I am glad that, to a greater extent, they have chosen to progress forward rather than attempt to recreate past glories and produce something that sounds outdated, that doesn't mean the past has been forgotten as title track 'Unravel' gives that hint of a Burzum influence, as does 'Nine Circles Of Torture', the shortest track at under three minutes but one of my favourites; superb drumming, intense guitar riffs, with an early Black Metal feel but with quite an up to date approach.


'Nothing Deserves Worship' has an ominous opening, expanding out into dark and sinister rhythms while 'A Grave Of Thoughts' is bleak, doom laden and tortured with its construct almost monochromatic in tone, also the longest at seven minutes, possibly a touch too long, but a very powerful track that I rather liked.

Intense from the offset, 'Lead To The Pyre' is one of the faster tempo tracks on the album, dense, distorted and unrelenting from end to end with a catchy repeat riff midway.


My favourite track 'End Ritual' has probably the best drumming of the album.

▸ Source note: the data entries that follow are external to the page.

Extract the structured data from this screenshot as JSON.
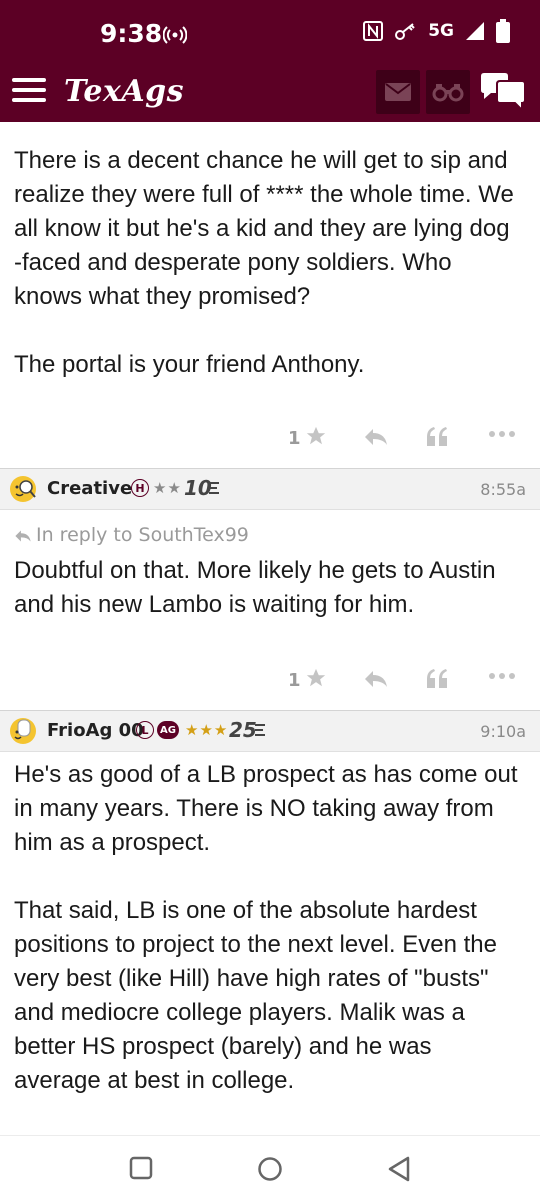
{
  "status_bar": {
    "time": "9:38",
    "network": "5G",
    "icons": [
      "radio-icon",
      "nfc-icon",
      "key-icon",
      "signal-icon",
      "battery-icon"
    ]
  },
  "header": {
    "logo": "TexAgs",
    "icons": [
      "hamburger-menu-icon",
      "mail-icon",
      "binoculars-icon",
      "chat-icon"
    ]
  },
  "colors": {
    "brand": "#5c0025",
    "brand_dark": "#3e0018",
    "muted": "#9a9a9a",
    "gold": "#d4a017"
  },
  "posts": [
    {
      "paragraphs": [
        "There is a decent chance he will get to sip and realize they were full of **** the whole time. We all know it but he's a kid and they are lying dog -faced and desperate pony soldiers. Who knows what they promised?",
        "The portal is your friend Anthony."
      ],
      "likes": "1"
    },
    {
      "username": "Creative",
      "badge": "H",
      "stars": "★★",
      "rank": "10",
      "time": "8:55a",
      "reply_to": "In reply to SouthTex99",
      "paragraphs": [
        "Doubtful on that. More likely he gets to Austin and his new Lambo is waiting for him."
      ],
      "likes": "1"
    },
    {
      "username": "FrioAg 00",
      "badge": "L",
      "badge2": "AG",
      "stars": "★★★",
      "rank": "25",
      "time": "9:10a",
      "paragraphs": [
        "He's as good of a LB prospect as has come out in many years. There is NO taking away from him as a prospect.",
        "That said, LB is one of the absolute hardest positions to project to the next level. Even the very best (like Hill) have high rates of \"busts\" and mediocre college players. Malik was a better HS prospect (barely) and he was average at best in college."
      ]
    }
  ],
  "nav_bar": {
    "icons": [
      "recents-square-icon",
      "home-circle-icon",
      "back-triangle-icon"
    ]
  }
}
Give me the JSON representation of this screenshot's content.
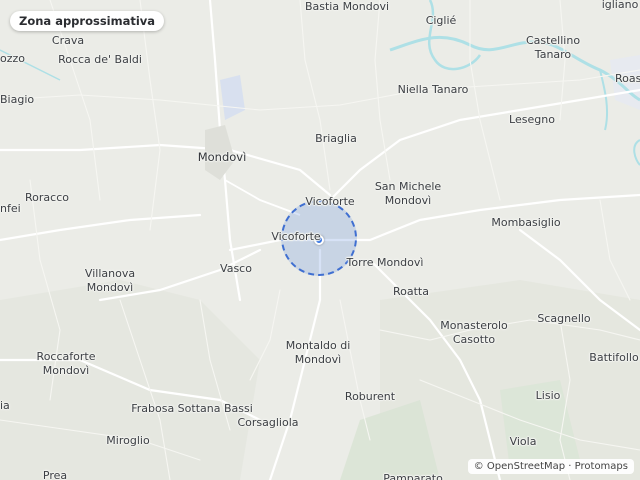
{
  "map": {
    "badge_label": "Zona approssimativa",
    "attribution": {
      "osm": "© OpenStreetMap",
      "separator": " · ",
      "protomaps": "Protomaps"
    },
    "colors": {
      "land": "#ebece7",
      "water": "#aee0e6",
      "accuracy_fill": "#608cdc",
      "accuracy_stroke": "#3f6fd1",
      "location_dot": "#2f6fe0"
    },
    "places": [
      {
        "key": "bastia_mondovi",
        "label": "Bastia Mondovi"
      },
      {
        "key": "cigliè",
        "label": "Ciglié"
      },
      {
        "key": "igliano",
        "label": "igliano"
      },
      {
        "key": "crava",
        "label": "Crava"
      },
      {
        "key": "rocca_de_baldi",
        "label": "Rocca de' Baldi"
      },
      {
        "key": "castellino",
        "label": "Castellino\nTanaro"
      },
      {
        "key": "ozzo",
        "label": "ozzo"
      },
      {
        "key": "roas",
        "label": "Roas"
      },
      {
        "key": "biagio",
        "label": "Biagio"
      },
      {
        "key": "niella",
        "label": "Niella Tanaro"
      },
      {
        "key": "lesegno",
        "label": "Lesegno"
      },
      {
        "key": "briaglia",
        "label": "Briaglia"
      },
      {
        "key": "mondovi",
        "label": "Mondovì"
      },
      {
        "key": "roracco",
        "label": "Roracco"
      },
      {
        "key": "nfei",
        "label": "nfei"
      },
      {
        "key": "vicoforte_n",
        "label": "Vicoforte"
      },
      {
        "key": "san_michele",
        "label": "San Michele\nMondovì"
      },
      {
        "key": "mombasiglio",
        "label": "Mombasiglio"
      },
      {
        "key": "vicoforte_w",
        "label": "Vicoforte"
      },
      {
        "key": "vasco",
        "label": "Vasco"
      },
      {
        "key": "torre_mondovi",
        "label": "Torre Mondovì"
      },
      {
        "key": "villanova",
        "label": "Villanova\nMondovì"
      },
      {
        "key": "roatta",
        "label": "Roatta"
      },
      {
        "key": "scagnello",
        "label": "Scagnello"
      },
      {
        "key": "monasterolo",
        "label": "Monasterolo\nCasotto"
      },
      {
        "key": "montaldo",
        "label": "Montaldo di\nMondovì"
      },
      {
        "key": "battifollo",
        "label": "Battifollo"
      },
      {
        "key": "roccaforte",
        "label": "Roccaforte\nMondovì"
      },
      {
        "key": "roburent",
        "label": "Roburent"
      },
      {
        "key": "lisio",
        "label": "Lisio"
      },
      {
        "key": "ia",
        "label": "ia"
      },
      {
        "key": "frabosa",
        "label": "Frabosa Sottana Bassi"
      },
      {
        "key": "corsagliola",
        "label": "Corsagliola"
      },
      {
        "key": "miroglio",
        "label": "Miroglio"
      },
      {
        "key": "viola",
        "label": "Viola"
      },
      {
        "key": "prea",
        "label": "Prea"
      },
      {
        "key": "pamparato",
        "label": "Pamparato"
      }
    ]
  }
}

Slaktaren's drums could easily have taken a higher profile on some of the other tracks, in some places they are just a little too low profile, their application here helps to make this an engaging track that is fascinating, intense and powerful with the added bonus of a rare and great keyboard segment midway adding even more atmosphere and interest.


Final track, 'Death Enters', opens with a hypnotic but rather long keyboard based intro before the doom sets in. I liked the use of cymbals across the track, they add a bit of depth to the sound, otherwise this track would be a bit of a dirge and towards the latter part the drum work really picks up again to pull it all together.

Overall not a bad album but I think they have more, as yet undiscovered, potential to uncover.